Aim: The aim of the study was to highlight the diagnostic dilemma in diagnosis of right paraduodenal hernia.
Background: Internal abdominal hernias account for nearly 0.9% of all intestinal obstructions. Paraduodenal hernias (PDH) constitute nearly 50% of all internal hernias, left PDH being 3 times more common than right PDH. Initial presentation is nonspecific, but if missed can present with catastrophic outcomes (i.e., small bowel obstruction, ischemia, and bowel perforation).

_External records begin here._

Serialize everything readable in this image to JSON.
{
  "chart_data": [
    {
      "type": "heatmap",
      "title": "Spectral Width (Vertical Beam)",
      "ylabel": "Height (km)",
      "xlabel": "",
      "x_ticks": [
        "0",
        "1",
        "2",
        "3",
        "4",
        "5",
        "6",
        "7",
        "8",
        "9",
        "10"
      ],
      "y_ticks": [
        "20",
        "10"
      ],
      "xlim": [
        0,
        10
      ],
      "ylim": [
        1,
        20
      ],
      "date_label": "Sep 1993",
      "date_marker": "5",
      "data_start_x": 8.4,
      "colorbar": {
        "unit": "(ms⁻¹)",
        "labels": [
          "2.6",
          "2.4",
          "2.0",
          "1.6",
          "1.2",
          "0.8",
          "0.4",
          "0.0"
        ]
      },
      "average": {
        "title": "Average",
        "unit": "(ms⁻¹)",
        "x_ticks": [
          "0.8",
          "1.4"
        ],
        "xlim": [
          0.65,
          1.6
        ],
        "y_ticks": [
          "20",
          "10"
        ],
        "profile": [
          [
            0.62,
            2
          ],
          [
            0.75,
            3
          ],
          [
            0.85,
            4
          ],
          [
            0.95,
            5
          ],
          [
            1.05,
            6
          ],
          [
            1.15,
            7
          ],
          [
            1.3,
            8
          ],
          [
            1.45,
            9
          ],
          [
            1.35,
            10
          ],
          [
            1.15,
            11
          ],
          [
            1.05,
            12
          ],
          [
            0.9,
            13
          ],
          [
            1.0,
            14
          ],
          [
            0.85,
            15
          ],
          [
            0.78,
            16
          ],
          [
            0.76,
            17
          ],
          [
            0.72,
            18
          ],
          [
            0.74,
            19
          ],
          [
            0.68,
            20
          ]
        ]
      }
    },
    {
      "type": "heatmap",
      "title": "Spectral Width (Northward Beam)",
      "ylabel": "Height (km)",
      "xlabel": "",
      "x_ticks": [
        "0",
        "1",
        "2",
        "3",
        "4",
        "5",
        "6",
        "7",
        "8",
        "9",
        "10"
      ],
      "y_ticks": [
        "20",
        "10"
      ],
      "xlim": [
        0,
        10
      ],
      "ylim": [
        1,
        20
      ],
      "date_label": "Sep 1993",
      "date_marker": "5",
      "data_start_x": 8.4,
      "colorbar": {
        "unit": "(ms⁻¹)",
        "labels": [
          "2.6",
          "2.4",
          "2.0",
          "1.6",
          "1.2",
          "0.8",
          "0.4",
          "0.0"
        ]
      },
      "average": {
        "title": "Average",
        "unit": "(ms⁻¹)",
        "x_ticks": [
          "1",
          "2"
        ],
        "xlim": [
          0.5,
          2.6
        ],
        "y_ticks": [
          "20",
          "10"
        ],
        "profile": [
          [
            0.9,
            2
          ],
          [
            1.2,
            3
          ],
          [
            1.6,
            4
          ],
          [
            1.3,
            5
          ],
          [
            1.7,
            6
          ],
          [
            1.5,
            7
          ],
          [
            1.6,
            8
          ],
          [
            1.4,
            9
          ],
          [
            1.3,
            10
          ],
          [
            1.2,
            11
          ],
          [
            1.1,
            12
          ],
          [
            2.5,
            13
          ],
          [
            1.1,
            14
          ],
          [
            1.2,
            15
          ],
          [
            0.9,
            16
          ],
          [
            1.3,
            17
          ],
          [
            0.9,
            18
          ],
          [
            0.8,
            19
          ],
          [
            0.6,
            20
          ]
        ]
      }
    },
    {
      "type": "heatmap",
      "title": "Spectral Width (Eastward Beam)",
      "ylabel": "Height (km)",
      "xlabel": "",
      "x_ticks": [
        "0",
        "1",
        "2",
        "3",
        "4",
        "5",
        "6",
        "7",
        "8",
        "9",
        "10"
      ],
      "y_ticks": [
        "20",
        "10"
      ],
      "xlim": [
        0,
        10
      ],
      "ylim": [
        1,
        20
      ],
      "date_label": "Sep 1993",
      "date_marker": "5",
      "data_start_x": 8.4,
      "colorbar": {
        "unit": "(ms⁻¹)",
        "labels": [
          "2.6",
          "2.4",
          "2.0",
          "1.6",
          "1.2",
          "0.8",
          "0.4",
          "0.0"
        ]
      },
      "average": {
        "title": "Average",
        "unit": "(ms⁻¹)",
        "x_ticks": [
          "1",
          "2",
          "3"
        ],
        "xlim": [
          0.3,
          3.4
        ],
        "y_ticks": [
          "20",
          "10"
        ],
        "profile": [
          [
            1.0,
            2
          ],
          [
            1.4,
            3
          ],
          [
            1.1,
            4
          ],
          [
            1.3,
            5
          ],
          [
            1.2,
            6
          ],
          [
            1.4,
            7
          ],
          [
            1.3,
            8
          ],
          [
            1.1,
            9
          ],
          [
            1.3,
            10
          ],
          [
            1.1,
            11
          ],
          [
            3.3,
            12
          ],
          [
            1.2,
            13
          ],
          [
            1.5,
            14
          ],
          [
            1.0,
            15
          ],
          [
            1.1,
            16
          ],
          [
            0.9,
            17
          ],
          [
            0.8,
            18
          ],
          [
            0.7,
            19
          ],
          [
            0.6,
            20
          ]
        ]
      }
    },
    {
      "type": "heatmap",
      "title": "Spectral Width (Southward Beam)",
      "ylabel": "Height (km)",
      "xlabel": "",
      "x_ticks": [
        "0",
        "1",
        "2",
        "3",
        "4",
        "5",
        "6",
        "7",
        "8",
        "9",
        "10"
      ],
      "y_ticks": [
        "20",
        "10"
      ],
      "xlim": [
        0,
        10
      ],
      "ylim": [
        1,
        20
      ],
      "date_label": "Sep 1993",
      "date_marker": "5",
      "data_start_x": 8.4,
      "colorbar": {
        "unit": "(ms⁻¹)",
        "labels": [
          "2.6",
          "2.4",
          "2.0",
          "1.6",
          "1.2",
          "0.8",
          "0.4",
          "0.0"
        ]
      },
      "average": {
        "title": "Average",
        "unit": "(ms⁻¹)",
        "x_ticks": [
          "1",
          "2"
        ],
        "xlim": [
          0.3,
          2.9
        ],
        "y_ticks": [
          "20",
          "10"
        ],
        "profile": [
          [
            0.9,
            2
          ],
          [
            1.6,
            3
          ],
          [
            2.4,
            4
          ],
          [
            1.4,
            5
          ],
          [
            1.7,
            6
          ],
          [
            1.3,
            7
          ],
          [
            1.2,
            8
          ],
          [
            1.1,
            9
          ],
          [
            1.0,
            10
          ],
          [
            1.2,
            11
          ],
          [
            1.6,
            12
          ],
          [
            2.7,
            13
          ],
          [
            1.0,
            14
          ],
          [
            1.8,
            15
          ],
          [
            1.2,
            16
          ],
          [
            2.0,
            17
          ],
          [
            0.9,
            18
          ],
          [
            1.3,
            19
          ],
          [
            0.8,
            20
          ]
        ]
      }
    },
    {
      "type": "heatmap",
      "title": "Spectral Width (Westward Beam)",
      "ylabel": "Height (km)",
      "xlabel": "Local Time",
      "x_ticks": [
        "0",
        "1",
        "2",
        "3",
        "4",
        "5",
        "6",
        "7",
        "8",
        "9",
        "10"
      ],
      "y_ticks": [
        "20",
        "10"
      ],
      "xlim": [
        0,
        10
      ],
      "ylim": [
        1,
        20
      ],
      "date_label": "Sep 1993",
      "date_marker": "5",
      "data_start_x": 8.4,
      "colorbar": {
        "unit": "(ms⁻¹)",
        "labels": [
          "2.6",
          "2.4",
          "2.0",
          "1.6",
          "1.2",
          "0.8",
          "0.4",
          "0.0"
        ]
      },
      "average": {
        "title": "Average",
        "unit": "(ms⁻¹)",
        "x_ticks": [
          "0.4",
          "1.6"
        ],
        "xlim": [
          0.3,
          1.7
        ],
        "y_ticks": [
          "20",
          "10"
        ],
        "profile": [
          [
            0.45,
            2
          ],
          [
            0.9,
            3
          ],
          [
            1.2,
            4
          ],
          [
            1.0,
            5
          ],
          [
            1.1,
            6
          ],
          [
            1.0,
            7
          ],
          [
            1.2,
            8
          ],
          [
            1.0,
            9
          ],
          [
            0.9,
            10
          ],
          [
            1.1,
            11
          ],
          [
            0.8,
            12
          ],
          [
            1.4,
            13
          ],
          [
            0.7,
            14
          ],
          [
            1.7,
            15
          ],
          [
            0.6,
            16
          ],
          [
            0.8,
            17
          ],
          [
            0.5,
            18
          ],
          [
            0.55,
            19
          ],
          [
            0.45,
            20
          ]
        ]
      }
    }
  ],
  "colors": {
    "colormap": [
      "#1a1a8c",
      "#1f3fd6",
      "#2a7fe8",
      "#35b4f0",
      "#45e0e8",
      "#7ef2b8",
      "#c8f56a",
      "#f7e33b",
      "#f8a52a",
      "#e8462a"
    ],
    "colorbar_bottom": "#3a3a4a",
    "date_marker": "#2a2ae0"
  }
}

Case description: A 38-years-old gentlemen was presented to emergency department with acute onset, intermittent colicky pain abdomen in the right lower quadrant with 2 episodes of vomiting of one-day duration. On examination, fullness in the right lumbar and iliac fossa region was noted and bowel sounds were found to be increased. Routine investigations were normal and USG Abdomen was inconclusive. CECT abdomen showed clustering of small bowel loops on the right side with bowel loops behind the SMA and SMV suggestive of right PDH. The patient was taken up for an emergency laparotomy. Intraoperatively, small bowel was seen herniating below the D3 of duodenum and clumped in the right iliac fossa. Superior mesenteric vessel was seen at the neck of the sac. A full Catell-Brasch maneuver was done to expose the neck of the sac to avoid a vascular injury and the sac was excised. An appendicectomy was done before placing a large bowel in the left hypochondrium.
Conclusion: With a high degree of suspicion and early radiological evaluation, we were able to clinch the diagnosis in the early stage. Prompt surgical intervention prevented the high morbidity and mortality associated with PDH in our patient.
Clinical significance: PDH remains an elusive diagnosis. A high degree of suspicion with early radiological evaluation is required for diagnosis. Prompt surgical intervention can prevent catastrophic outcomes associated with this condition.